First-lien assets take the cake in a year with strong H1 origination numbers…
Assets originated by business development companies are still overwhelmingly first-lien loans. Four of the past five quarters, those assets have been more than 70 percent of the new originations.
The snapshot shows that BDCs may be sensitive to market sentiment as they originate assets. The fourth quarter of last year, when volatility reigned, and the second quarter of this year, with the hint of worrying economic data, saw the largest number of first-lien assets originated.
Total origination for the year appears relatively robust, if not on track to meet last year’s total. The $19.19 billion originated in the first half of the year is more than the total amount of assets originated in 2016 and almost three-quarters the amount originated in 2017.
…which is causing an uptick in total first-lien assets held
As the credit cycle has worn on, the amount of first-lien loans held by BDCs has increased. Looking back at the fourth quarter of 2016, only 54.14 percent of total BDC assets were first lien; by the second quarter of this year, that number had increased to 66.56 percent.
The amount of subordinated debt has noticeably decreased from 12.72 percent down to 5.47 percent. Part of the decrease may have come from BDCs with heavy mezzanine exposure like Triangle Capital Corporation (now Barings BDC) being sold.
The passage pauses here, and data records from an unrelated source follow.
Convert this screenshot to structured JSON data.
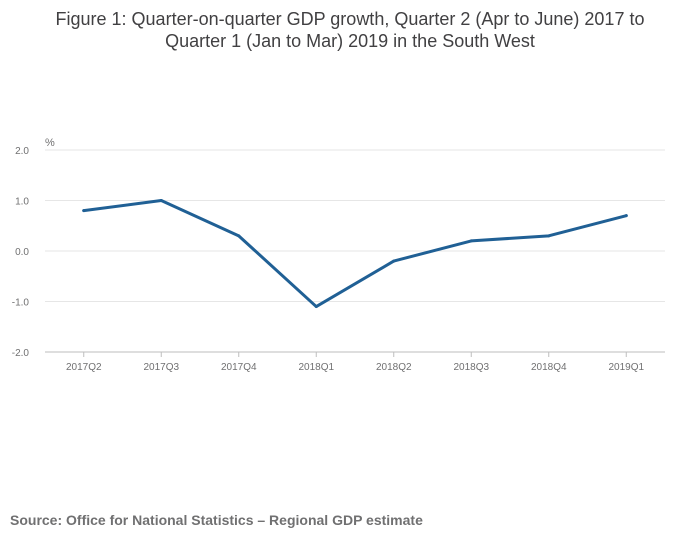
{
  "title_line1": "Figure 1: Quarter-on-quarter GDP growth, Quarter 2 (Apr to June) 2017 to",
  "title_line2": "Quarter 1 (Jan to Mar) 2019 in the South West",
  "source": "Source: Office for National Statistics – Regional GDP estimate",
  "colors": {
    "line": "#206095",
    "grid": "#e6e6e6",
    "axis": "#bebebe"
  },
  "chart_data": {
    "type": "line",
    "title": "Figure 1: Quarter-on-quarter GDP growth, Quarter 2 (Apr to June) 2017 to Quarter 1 (Jan to Mar) 2019 in the South West",
    "ylabel": "%",
    "xlabel": "",
    "categories": [
      "2017Q2",
      "2017Q3",
      "2017Q4",
      "2018Q1",
      "2018Q2",
      "2018Q3",
      "2018Q4",
      "2019Q1"
    ],
    "series": [
      {
        "name": "South West",
        "values": [
          0.8,
          1.0,
          0.3,
          -1.1,
          -0.2,
          0.2,
          0.3,
          0.7
        ]
      }
    ],
    "ylim": [
      -2.0,
      2.0
    ],
    "yticks": [
      "2.0",
      "1.0",
      "0.0",
      "-1.0",
      "-2.0"
    ],
    "grid": true,
    "legend": "none"
  }
}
More BDC assets trade at distressed prices on the secondaries market than among all the secondaries market holdings
Of the overall secondaries market, 2.7 percent is considered distressed. For BDC assets, however, that number is 4.8 percent. Among those names are retail and energy businesses – two sectors that have seen more than their share of financial distress in recent years.
FS Investments’ private business development companies – FS Investment Corporation II, FSIC III, FSIC IV and FS Energy and Power Fund – lead the way in holdings of the top 10 loans that have lost the most value this year. The FS vehicles hold five of the 10 positions.
Institutional investors are getting BDC fever
BDC capital raised by type can fluctuate annually, but in recent years institutional investors have warmed to the vehicles. While many institutional investors prefer private funds, the total institutional capital collected by BDCs has risen since 2015. That increase has come in both the actual dollars raised and the percentage of private institutional capital compared with other sources of BDC capital.
A number of BDCs have taken advantage of this in recent years as they raised substantial capital in the private markets before going public, the most recent two being Bain Capital Specialty Finance and Owl Rock Capital Corporation.